There will always be someone out there who wants your data. And, while there may be a way to get it, there is no reason to make it easy for them. Using AS2, you get:

  • Encryption of your data to protect its content
  • Signing of the data to verify the sender
  • A report that the file was successfully received and that the system recognized the sender
  • The ability to require someone to log in, further verifying their identity

Keep your data safe and secure. Look into AS2.

Additional Resources

The Drummond group is one of the certification groups for AS2, you can see about the tests and products at their site.
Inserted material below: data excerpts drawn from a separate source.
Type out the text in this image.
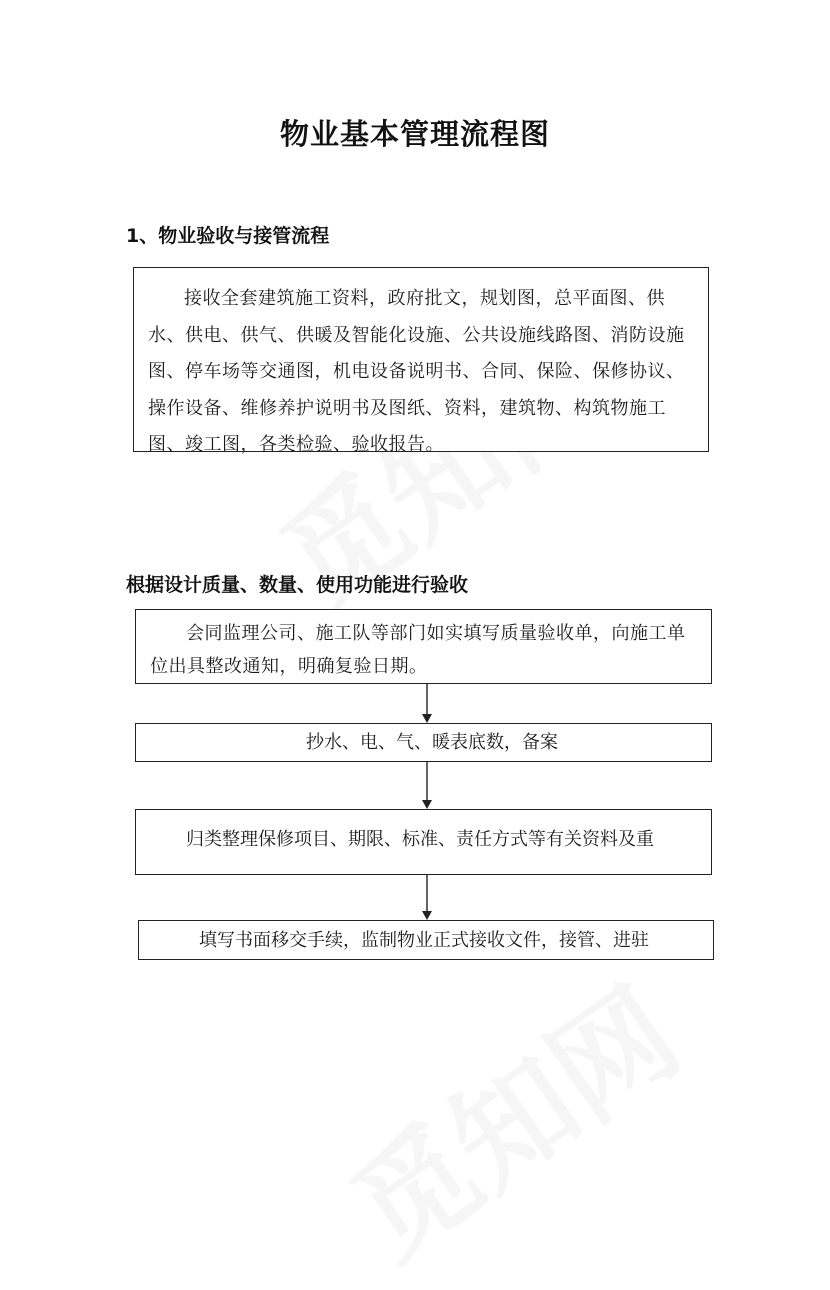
物业基本管理流程图
1、物业验收与接管流程
接收全套建筑施工资料，政府批文，规划图，总平面图、供水、供电、供气、供暖及智能化设施、公共设施线路图、消防设施图、停车场等交通图，机电设备说明书、合同、保险、保修协议、操作设备、维修养护说明书及图纸、资料，建筑物、构筑物施工图、竣工图，各类检验、验收报告。
根据设计质量、数量、使用功能进行验收
会同监理公司、施工队等部门如实填写质量验收单，向施工单位出具整改通知，明确复验日期。
抄水、电、气、暖表底数，备案
归类整理保修项目、期限、标准、责任方式等有关资料及重
填写书面移交手续，监制物业正式接收文件，接管、进驻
2011 was the year of the SSL (used for HTTPS) certificate thefts. ComputerWorld has an article detailing the companies impacted.

This ComputerWorld article, unfortunately, shows that we may not always know when these thefts occur.

Also, please make sure that you pick reasonable expiration dates for your certificates. It can be very easy to try to set and forget but remember that the longer you encrypt with the same certificate, the more information you provide to those trying to decrypt your data. Don't allow long expirations of certificates with high volume transfers to make your own data into a Rosetta stone for those trying to get your data.